Tudo indica que temos diante de nós um cenário desolador, resultado da combinação explosiva entre guerra generalizada e colapso socioambiental, com ameaças constantes de conflagração atômica e uma guinada global à extrema direta — o bolsonarismo e suas múltiplas variações estão vivíssimos, como demonstra a vitória de Javier Milei na Argentina.
Talvez, em 2024, ou dentro de alguns anos mais, sintamos saudades do que estávamos vivendo em 2023. Às vésperas da virada, porém, estamos aliviados por saber que esses dias tão deprimentes ficaram para trás. A esperança (porque é preciso esperançar) é que não se repitam.
Na verdade, tem sido assim ano após ano. Ao escrever esta carta, no final de cada dezembro, minha sensação é a mesma: um lamento pelos acontecimentos dos últimos doze meses, seguido de uma comemoração envergonhada pelas conquistas que tivemos na Elefante. Um luto global, quebrado aqui e ali por um sorriso pessoal. Quantos de nós estamos vivendo da mesma maneira? E por quanto tempo mais conseguiremos viver dessa maneira?
2023 possivelmente foi o melhor ano da editora.
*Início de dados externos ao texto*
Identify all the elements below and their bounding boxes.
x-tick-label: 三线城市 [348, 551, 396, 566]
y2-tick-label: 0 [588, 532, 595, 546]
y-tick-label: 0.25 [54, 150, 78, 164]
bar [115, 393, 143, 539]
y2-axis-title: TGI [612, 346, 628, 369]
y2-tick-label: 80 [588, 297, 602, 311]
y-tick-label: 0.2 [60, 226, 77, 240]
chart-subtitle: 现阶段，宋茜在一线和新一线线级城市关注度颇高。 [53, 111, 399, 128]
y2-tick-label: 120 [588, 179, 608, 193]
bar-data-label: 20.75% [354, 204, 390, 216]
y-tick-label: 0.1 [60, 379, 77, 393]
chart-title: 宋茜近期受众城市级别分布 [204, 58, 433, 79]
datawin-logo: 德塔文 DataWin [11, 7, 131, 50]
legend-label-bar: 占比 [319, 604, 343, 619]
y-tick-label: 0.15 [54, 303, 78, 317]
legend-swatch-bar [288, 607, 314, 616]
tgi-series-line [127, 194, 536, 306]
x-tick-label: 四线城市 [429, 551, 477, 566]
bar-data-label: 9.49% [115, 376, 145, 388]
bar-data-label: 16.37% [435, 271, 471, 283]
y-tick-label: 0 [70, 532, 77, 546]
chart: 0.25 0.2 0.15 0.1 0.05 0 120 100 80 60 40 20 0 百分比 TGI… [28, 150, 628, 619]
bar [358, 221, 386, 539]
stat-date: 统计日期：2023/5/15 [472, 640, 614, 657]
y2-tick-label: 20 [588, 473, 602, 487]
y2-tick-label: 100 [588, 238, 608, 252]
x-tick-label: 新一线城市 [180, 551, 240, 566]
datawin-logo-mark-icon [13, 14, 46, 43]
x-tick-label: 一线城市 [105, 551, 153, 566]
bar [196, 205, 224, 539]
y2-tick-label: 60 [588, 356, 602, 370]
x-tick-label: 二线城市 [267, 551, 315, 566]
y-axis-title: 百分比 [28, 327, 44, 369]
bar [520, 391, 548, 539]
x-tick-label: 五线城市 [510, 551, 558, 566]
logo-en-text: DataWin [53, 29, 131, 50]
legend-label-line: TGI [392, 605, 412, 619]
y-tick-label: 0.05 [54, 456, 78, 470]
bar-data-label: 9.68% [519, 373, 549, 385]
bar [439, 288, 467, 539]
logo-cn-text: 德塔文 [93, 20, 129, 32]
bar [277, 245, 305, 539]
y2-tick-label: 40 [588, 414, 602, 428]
Modernizamos nosso logo, reconstruímos nossa equipe, realizamos desejos antigos de produzir uma bolsa em homenagem à bell hooks e uma agenda, ampliamos nossa presença nas redes sociais e na imprensa, vimos nossos lançamentos despertar grande interesse em leitores e leitoras, aprofundamos parcerias com parceiros estratégicos, trouxemos Silvia Federici para eventos em Paraty, São Paulo e Sorocaba, publicamos dezenove novos títulos.
Ainda assim, não consigo simplesmente comemorar sem perceber um gosto amargo na boca. E não tenho muito mais o que dizer, além de pontuar que, para nós, na Elefante, os livros são uma militância — que sabemos insuficiente diante de tantos e tão graves desafios, mas que é o que sabemos e queremos fazer, na esperança de que um dia, de alguma forma, em algum lugar, esses livros frutifiquem mundos melhores.
Mais uma vez, e sempre, obrigado por estarem conosco.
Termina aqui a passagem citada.